Da semplice selezione di elementi reali Ozon costruisce una riconfigurazione formale della struttura già esistente, crea una grammatica di base e dà vita ad un proprio linguaggio arbitrario quanto basta per ingannare lo spettatore.
Dopotutto, cosa diceva Aristotele sulla tragedia? Lo spettatore più saggio è quello che si fa ingannare.
Dunque possiamo arrivare al finale dopo aver attraversato paludi di fango e vedere l’orizzonte tingersi rosa, e credere che sia possibile.
In un paesino d’altri tempi della profonda campagna francese, abitanti pochi, spuntano la sera nel bar tabacchi aperto dall’attor giovane, per il resto solitudine e stormire di foglie, passeggiate di due o tre personaggi nel bosco in cerca di funghi, quando capita quello velenoso arriva la svolta narrativa.
La natura detta le sue leggi ma il corso degli eventi lo decide l’uomo con tutto il suo essere, corpo, sensi, parola.

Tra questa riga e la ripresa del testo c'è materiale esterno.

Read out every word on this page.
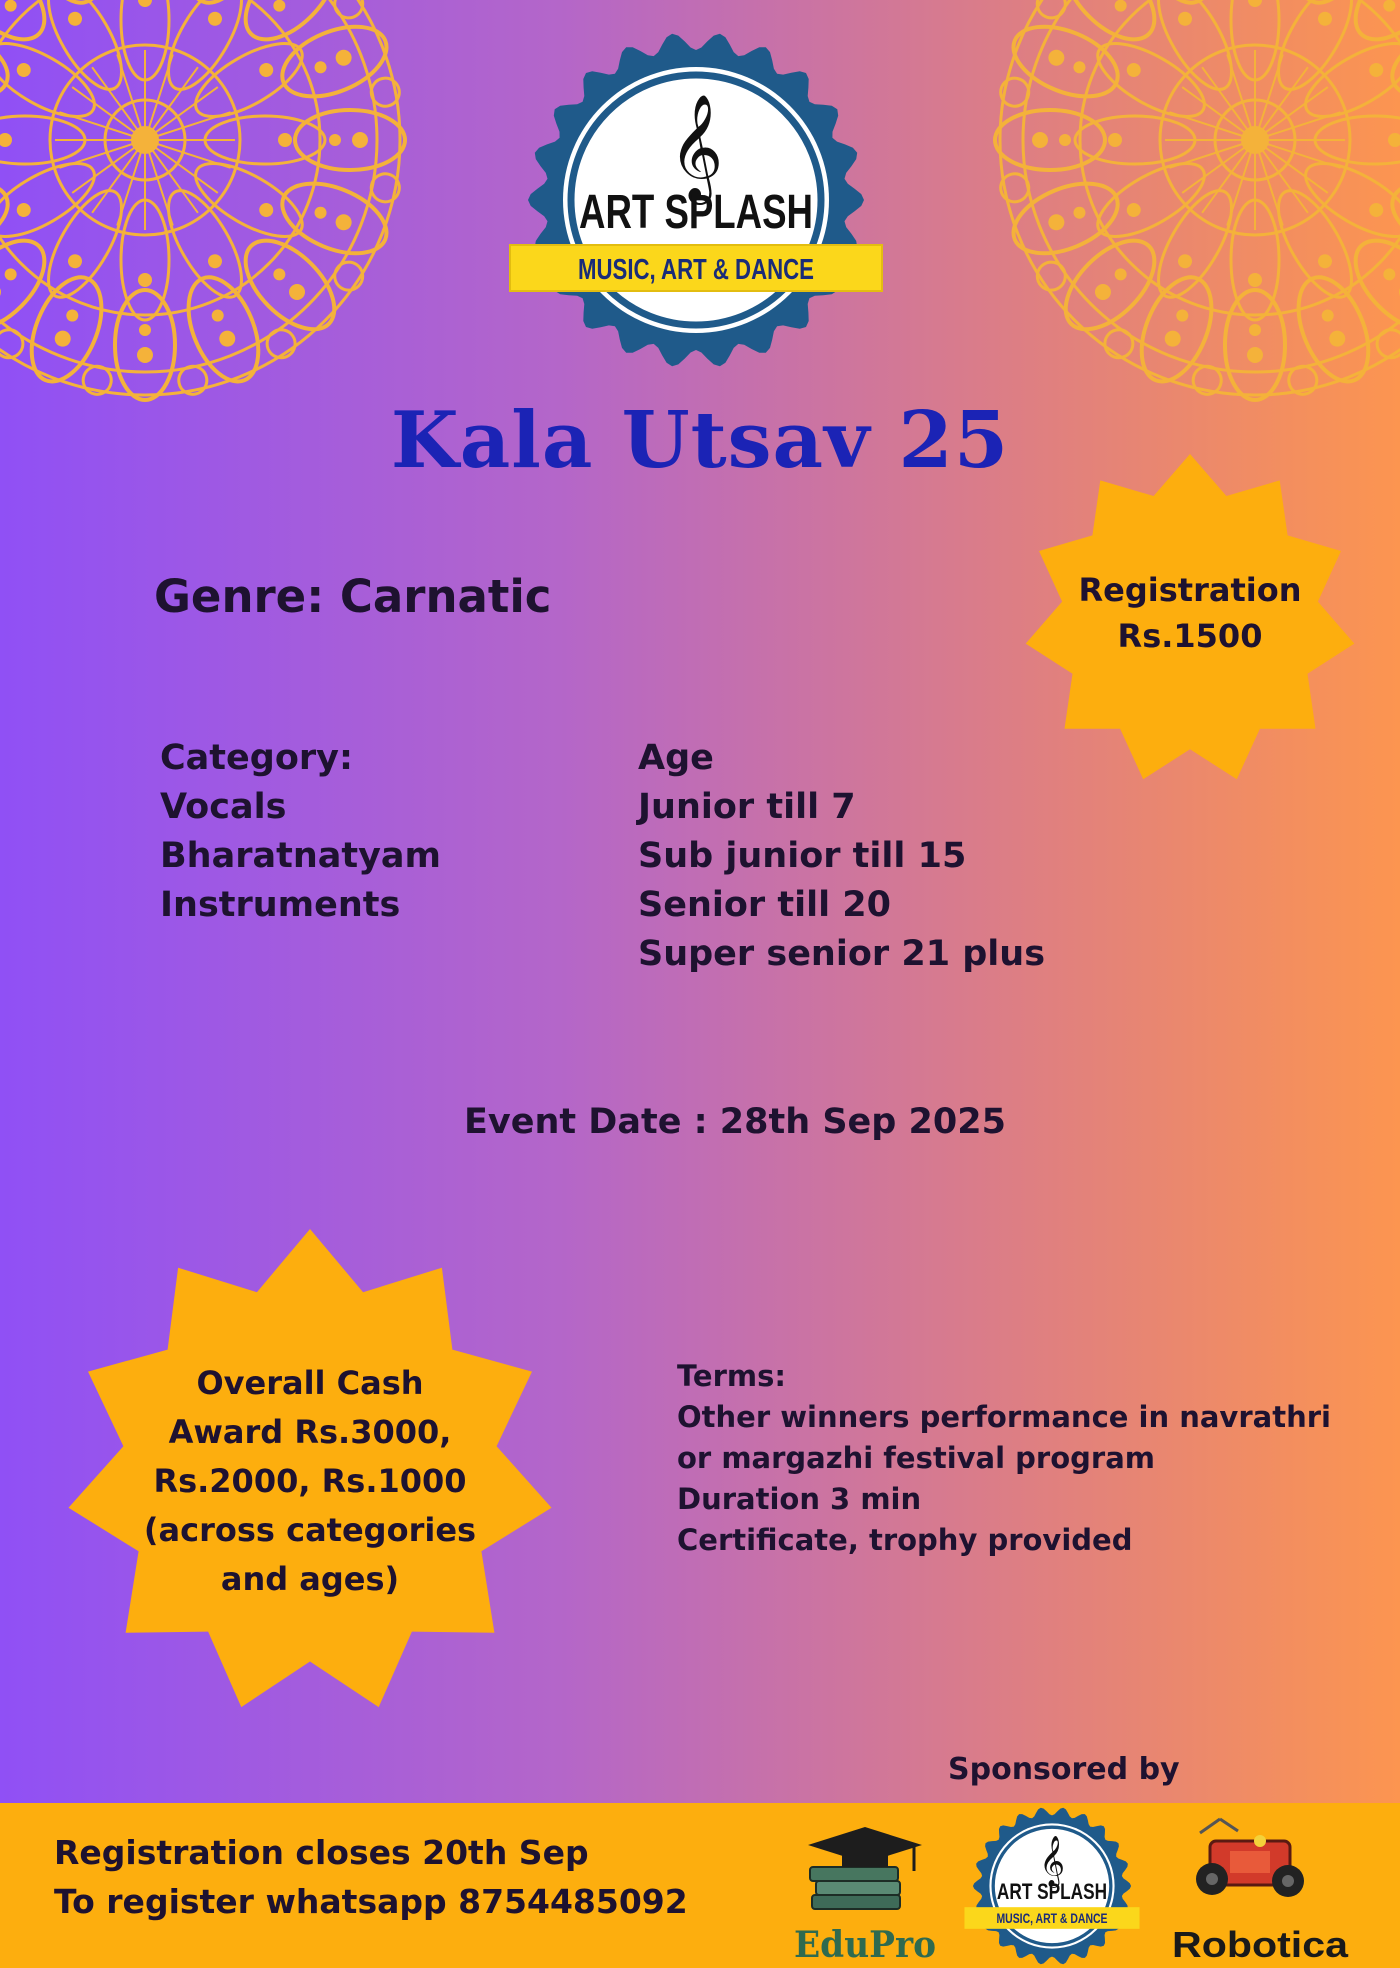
𝄞
ART SPLASH
MUSIC, ART & DANCE
Kala Utsav 25
Genre: Carnatic	Registration
Rs.1500
Category:
Vocals
Bharatnatyam
Instruments
Age
Junior till 7
Sub junior till 15
Senior till 20
Super senior 21 plus
Event Date : 28th Sep 2025
Overall Cash
Award Rs.3000,
Rs.2000, Rs.1000
(across categories
and ages)
Terms:
Other winners performance in navrathri
or margazhi festival program
Duration 3 min
Certificate, trophy provided
Sponsored by
Registration closes 20th Sep
To register whatsapp 8754485092
EduPro
𝄞
ART SPLASH
MUSIC, ART & DANCE
Robotica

L’avvelenamento casuale e subito curato serve a mettere a nudo piaghe incancrenite che solo la morte vera può sanare,
Tre generazioni, vecchia, giovane, infantile, entrano in simbiosi e interagiscono. Ne viene fuori il dolce/amaro rumore della vita.
Sotto le foglie è un thriller perché il morto c’è, c’è anche la poliziotta che non si arrende e prosegue le indagini fino a dover cedere perché i protagonisti fanno squadra e sono perfettamente coerenti fra loro, e poi nessuno rimpiange quel morto, anzi, è quasi bene che si sia tolto di mezzo.

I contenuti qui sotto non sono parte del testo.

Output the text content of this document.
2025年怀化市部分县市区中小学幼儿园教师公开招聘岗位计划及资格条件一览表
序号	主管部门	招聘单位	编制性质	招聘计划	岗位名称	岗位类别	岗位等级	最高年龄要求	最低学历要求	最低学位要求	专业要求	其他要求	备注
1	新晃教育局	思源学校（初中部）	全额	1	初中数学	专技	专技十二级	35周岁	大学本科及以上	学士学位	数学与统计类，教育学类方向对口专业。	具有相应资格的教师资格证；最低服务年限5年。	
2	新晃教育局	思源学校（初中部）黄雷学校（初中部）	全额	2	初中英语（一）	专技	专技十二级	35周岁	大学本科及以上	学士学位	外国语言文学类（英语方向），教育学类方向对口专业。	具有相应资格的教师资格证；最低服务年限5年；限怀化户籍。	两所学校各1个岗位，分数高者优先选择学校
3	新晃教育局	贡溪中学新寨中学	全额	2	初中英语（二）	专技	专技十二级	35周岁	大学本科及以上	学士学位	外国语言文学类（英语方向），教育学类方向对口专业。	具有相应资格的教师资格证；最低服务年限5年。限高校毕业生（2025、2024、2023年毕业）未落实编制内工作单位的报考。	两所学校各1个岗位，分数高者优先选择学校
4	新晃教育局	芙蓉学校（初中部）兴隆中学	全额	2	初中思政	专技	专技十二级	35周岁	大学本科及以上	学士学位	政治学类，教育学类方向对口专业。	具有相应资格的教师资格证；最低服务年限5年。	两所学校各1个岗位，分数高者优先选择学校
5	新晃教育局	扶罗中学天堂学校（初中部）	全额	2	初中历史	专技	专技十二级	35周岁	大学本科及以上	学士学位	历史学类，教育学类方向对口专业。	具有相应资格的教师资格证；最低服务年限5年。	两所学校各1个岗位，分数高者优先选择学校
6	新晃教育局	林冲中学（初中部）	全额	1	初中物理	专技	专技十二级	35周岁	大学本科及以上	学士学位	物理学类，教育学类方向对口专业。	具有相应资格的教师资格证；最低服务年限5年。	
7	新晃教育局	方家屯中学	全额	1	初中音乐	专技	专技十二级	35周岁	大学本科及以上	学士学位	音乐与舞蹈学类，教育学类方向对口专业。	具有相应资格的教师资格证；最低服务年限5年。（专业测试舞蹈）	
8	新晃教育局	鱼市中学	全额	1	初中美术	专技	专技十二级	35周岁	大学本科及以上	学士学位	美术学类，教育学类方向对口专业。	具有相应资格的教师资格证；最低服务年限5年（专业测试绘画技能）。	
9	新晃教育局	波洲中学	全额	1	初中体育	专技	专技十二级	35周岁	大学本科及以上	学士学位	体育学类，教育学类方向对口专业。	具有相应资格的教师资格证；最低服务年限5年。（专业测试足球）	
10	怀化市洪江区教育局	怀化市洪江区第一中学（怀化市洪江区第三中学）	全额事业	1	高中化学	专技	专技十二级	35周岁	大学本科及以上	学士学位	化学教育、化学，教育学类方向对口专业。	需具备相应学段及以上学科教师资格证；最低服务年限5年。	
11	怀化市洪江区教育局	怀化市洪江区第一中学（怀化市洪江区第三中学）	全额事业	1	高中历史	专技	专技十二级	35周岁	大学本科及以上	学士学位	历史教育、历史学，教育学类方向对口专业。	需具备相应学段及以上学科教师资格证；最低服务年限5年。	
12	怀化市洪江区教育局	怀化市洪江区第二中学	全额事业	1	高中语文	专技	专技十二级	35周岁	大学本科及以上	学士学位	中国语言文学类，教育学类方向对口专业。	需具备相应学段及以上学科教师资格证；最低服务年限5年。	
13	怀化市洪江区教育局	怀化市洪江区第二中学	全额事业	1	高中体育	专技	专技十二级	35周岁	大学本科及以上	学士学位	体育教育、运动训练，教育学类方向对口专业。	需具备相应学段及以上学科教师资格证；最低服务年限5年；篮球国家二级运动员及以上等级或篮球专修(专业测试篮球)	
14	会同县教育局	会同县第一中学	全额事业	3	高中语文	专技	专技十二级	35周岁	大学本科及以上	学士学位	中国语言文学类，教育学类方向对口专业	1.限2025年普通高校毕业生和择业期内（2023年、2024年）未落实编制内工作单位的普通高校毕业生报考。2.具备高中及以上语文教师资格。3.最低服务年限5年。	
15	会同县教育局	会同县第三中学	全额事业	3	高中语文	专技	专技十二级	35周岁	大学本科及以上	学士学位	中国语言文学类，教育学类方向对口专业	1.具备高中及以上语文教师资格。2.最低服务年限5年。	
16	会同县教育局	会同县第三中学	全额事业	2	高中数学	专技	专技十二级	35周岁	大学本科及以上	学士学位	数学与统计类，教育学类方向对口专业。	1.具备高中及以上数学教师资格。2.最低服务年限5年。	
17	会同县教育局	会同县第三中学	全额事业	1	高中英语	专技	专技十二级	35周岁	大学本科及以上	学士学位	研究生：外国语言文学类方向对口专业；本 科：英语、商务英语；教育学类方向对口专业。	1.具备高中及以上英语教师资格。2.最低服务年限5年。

Ma di un thriller è proibito spoilerare dunque alt.
Nonostante questo risvolto drammatico, e benchè sullo sfondo ci siano anni trascorsi in carcere da uno di loro, un passato da prostitute delle due donne da tempo in disarmo, un divorzio in atto e la sorte del piccolo nipote Lucas che non si sa bene dove vivrà e con chi, nonostante tutto la vita va avanti e si può sempre continuare a dire come Rossella “Domani è un altro giorno”.

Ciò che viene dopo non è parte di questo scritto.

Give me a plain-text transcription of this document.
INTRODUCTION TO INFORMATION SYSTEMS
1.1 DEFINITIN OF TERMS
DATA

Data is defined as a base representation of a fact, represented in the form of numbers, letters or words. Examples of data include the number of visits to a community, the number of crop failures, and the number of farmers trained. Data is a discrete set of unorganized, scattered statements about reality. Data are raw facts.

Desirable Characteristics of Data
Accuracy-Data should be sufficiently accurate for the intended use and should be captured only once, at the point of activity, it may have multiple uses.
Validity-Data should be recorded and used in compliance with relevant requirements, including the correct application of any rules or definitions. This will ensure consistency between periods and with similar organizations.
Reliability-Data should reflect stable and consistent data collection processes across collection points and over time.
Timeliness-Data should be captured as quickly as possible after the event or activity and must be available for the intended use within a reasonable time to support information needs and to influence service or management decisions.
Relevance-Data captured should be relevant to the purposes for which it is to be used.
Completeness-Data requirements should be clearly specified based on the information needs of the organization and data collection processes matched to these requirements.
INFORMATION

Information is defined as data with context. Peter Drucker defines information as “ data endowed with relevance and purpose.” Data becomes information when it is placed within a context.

Sotto le foglie (2024): François Ozon
E’ il magico che si innesta sul reale, e il cinema di Ozon riesce sempre a rendere tragedia, thriller e melodramma sentimentale storia di tutti i giorni, tenendo ben regolato il calore della fiamma e il volume del suono.
Si esce un po’ più tristi e un amico, fuori, ti dice “E’ la vita!”.
Vero, l’avevamo dimenticato.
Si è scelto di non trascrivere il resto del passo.